- Episode no.: Season 2 Episode 5
- Directed by: Craig Zisk
- Written by: Carla Ching
- Original air date: May 8, 2016
- Running time: 43 minutes

Guest appearances
- Veronica Diaz as Vida; Mark Kelly as Connor; Jesse McCartney as Reed; Arturo Del Puerto as Luis Flores; Daniel Zovatto as Jack Kipling;

Episode chronology
| ← Previous "Blood in the Streets" | Next → "Sicut Cervus" |
- Fear the Walking Dead (season 2)

= Captive (Fear the Walking Dead) =

"Captive" is the fifth episode of the second season, and the 11th episode overall of the post-apocalyptic horror television series Fear the Walking Dead, which aired on AMC on May 8, 2016.

This episode marked the final appearance of Michelle Ang as Alex from the Fear the Walking Dead: Flight 462 webisodes. Ang only appeared in two episodes credited as a series regular.

== Plot ==
The group tends to the wounds of Reed, who they have taken hostage, and discover that he is the brother of Connor, the leader of the group of pirates. Daniel realizes that this provides them with leverage, and they plan to use Reed as a bargaining chip to trade for Travis and Alicia, who Connor has taken to his base.
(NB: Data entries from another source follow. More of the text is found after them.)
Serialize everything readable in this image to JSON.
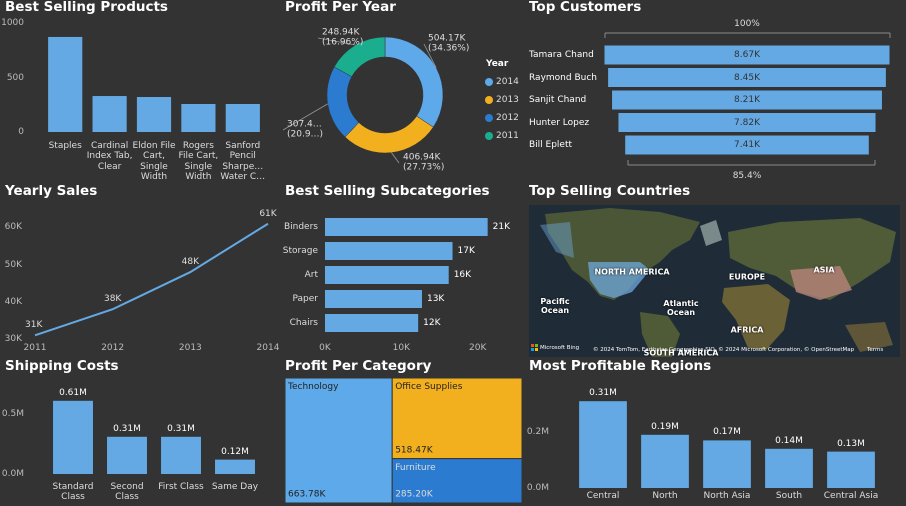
{
  "chart_data": [
    {
      "type": "bar",
      "title": "Best Selling Products",
      "categories": [
        "Staples",
        "Cardinal Index Tab, Clear",
        "Eldon File Cart, Single Width",
        "Rogers File Cart, Single Width",
        "Sanford Pencil Sharpe… Water C…"
      ],
      "values": [
        872,
        330,
        321,
        257,
        257
      ],
      "color": "#64A9E3",
      "ylim": [
        0,
        1000
      ],
      "yticks": [
        0,
        500,
        1000
      ]
    },
    {
      "type": "pie",
      "title": "Profit Per Year",
      "legend_title": "Year",
      "categories": [
        "2014",
        "2013",
        "2012",
        "2011"
      ],
      "values": [
        504170,
        406940,
        307400,
        248940
      ],
      "value_labels": [
        "504.17K (34.36%)",
        "406.94K (27.73%)",
        "307.4… (20.9…)",
        "248.94K (16.96%)"
      ],
      "colors": [
        "#5DA9E9",
        "#F2B01E",
        "#2B7BD0",
        "#1AAE8F"
      ]
    },
    {
      "type": "funnel",
      "title": "Top Customers",
      "categories": [
        "Tamara Chand",
        "Raymond Buch",
        "Sanjit Chand",
        "Hunter Lopez",
        "Bill Eplett"
      ],
      "values": [
        8670,
        8450,
        8210,
        7820,
        7410
      ],
      "value_labels": [
        "8.67K",
        "8.45K",
        "8.21K",
        "7.82K",
        "7.41K"
      ],
      "color": "#64A9E3",
      "top_label": "100%",
      "bottom_label": "85.4%"
    },
    {
      "type": "line",
      "title": "Yearly Sales",
      "x": [
        2011,
        2012,
        2013,
        2014
      ],
      "values": [
        31000,
        38000,
        48000,
        61000
      ],
      "value_labels": [
        "31K",
        "38K",
        "48K",
        "61K"
      ],
      "color": "#64A9E3",
      "xlim": [
        2011,
        2014
      ],
      "xticks": [
        2011,
        2012,
        2013,
        2014
      ],
      "ylim": [
        30000,
        62000
      ],
      "yticks": [
        {
          "value": 30000,
          "label": "30K"
        },
        {
          "value": 40000,
          "label": "40K"
        },
        {
          "value": 50000,
          "label": "50K"
        },
        {
          "value": 60000,
          "label": "60K"
        }
      ]
    },
    {
      "type": "bar",
      "orientation": "horizontal",
      "title": "Best Selling Subcategories",
      "categories": [
        "Binders",
        "Storage",
        "Art",
        "Paper",
        "Chairs"
      ],
      "values": [
        21300,
        16700,
        16200,
        12700,
        12200
      ],
      "value_labels": [
        "21K",
        "17K",
        "16K",
        "13K",
        "12K"
      ],
      "color": "#64A9E3",
      "xlim": [
        0,
        22000
      ],
      "xticks": [
        {
          "value": 0,
          "label": "0K"
        },
        {
          "value": 10000,
          "label": "10K"
        },
        {
          "value": 20000,
          "label": "20K"
        }
      ]
    },
    {
      "type": "map",
      "title": "Top Selling Countries",
      "map_labels": [
        "NORTH AMERICA",
        "EUROPE",
        "ASIA",
        "Pacific Ocean",
        "Atlantic Ocean",
        "AFRICA",
        "SOUTH AMERICA"
      ],
      "logo_text": "Microsoft Bing",
      "attribution": "© 2024 TomTom, Earthstar Geographics SIO, © 2024 Microsoft Corporation, © OpenStreetMap",
      "terms": "Terms"
    },
    {
      "type": "bar",
      "title": "Shipping Costs",
      "categories": [
        "Standard Class",
        "Second Class",
        "First Class",
        "Same Day"
      ],
      "values": [
        610000,
        310000,
        310000,
        120000
      ],
      "value_labels": [
        "0.61M",
        "0.31M",
        "0.31M",
        "0.12M"
      ],
      "color": "#64A9E3",
      "ylim": [
        0,
        660000
      ],
      "yticks": [
        {
          "value": 0,
          "label": "0.0M"
        },
        {
          "value": 500000,
          "label": "0.5M"
        }
      ]
    },
    {
      "type": "treemap",
      "title": "Profit Per Category",
      "categories": [
        "Technology",
        "Office Supplies",
        "Furniture"
      ],
      "values": [
        663780,
        518470,
        285200
      ],
      "value_labels": [
        "663.78K",
        "518.47K",
        "285.20K"
      ],
      "colors": [
        "#5DA9E9",
        "#F2B01E",
        "#2B7BD0"
      ]
    },
    {
      "type": "bar",
      "title": "Most Profitable Regions",
      "categories": [
        "Central",
        "North",
        "North Asia",
        "South",
        "Central Asia"
      ],
      "values": [
        310000,
        190000,
        170000,
        140000,
        130000
      ],
      "value_labels": [
        "0.31M",
        "0.19M",
        "0.17M",
        "0.14M",
        "0.13M"
      ],
      "color": "#64A9E3",
      "ylim": [
        0,
        330000
      ],
      "yticks": [
        {
          "value": 0,
          "label": "0.0M"
        },
        {
          "value": 200000,
          "label": "0.2M"
        }
      ]
    }
  ]
}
At their base, Alicia is trained in the operations of the pirate gang, including how they target and coerce vessels into revealing their location. She attempts to befriend Jack to gain his trust, and tries to determine if her family is alive, though Jack admits he is not sure. When they discover that the Abigail is arriving at the base ahead of schedule, she assumes that the pirates had executed her family instead of bringing them to shore as promised, and she manages to convince Jack to help her escape. The two of them plan to use one of the pirate group's boats to flee and live together. Meanwhile, Travis is held captive in a cell, where he is taunted by Alex, who reveals that she was forced to put down her fellow survivor, Jake, after Travis' group left them adrift, and she joined Connor's group and helped them locate the Abigail.

Meanwhile, aboard the Abigail, Chris is left to watch Reed, who taunts and threatens him. After some time, Chris uses Reed's own gun to shoot him in the face, killing him; he tells Madison that Reed was about to turn into an undead, but she remains skeptical and worries that he is becoming unhinged. Suddenly, however, Reed reanimates as an undead, indicating that Chris failed to destroy his brain. Instead of putting him down, Daniel realizes that they can use the reanimated Reed to trade for Alicia and Travis by covering the corpse's head with a bag and tricking Connor into thinking that Reed is alive and unharmed. Connor and his men wait on the dock with Travis, preparing for the trade, as Madison heads to shore with the reanimated Reed. She arrives and is able to trade for Travis' release; when she turns over the reanimated Reed, he attacks and kills Connor and several of his men. Meanwhile, Jack discovers that Alicia is missing from her post, and he discovers her on the roof of the building; she says that she no longer wants to leave with him and instead wants to return to her family, and she jumps off the roof and into the water below, where she reunites with Travis and Madison, and the three of them head back to the yacht.

== Reception ==
"Captive" received negative reviews from critics. On Rotten Tomatoes, it garnered a 46% rating, with an average score of 6.71/10 based on 13 reviews. The site consensus reads, "'Captive' is an unbalanced episode rife with uneventful chatter and bad character decisions, ending a brief storyline that feels pointless and incomplete."

Matt Fowler of IGN gave "Captive" a 7.0/10.0 rating stating; ""Captive" had an exciting premise and held a lot of promise, but it never quite came together like it should have. Alicia should have been allowed to do more to facilitate her own escape/rescue and the goofy hooded zombie plan only seems to work - well - because the show wanted it to work. Also, at this point, Chris needs to get towed behind the Abigail on a raft. Still, I enjoyed Madison and Daniel taking control of the situation and just heading into a big conflict against superior forces because they had no other choice."

===Ratings===
"Captive" was seen by 4.41 million viewers in the United States on its original air date, below the previous episode's rating of 4.80 million.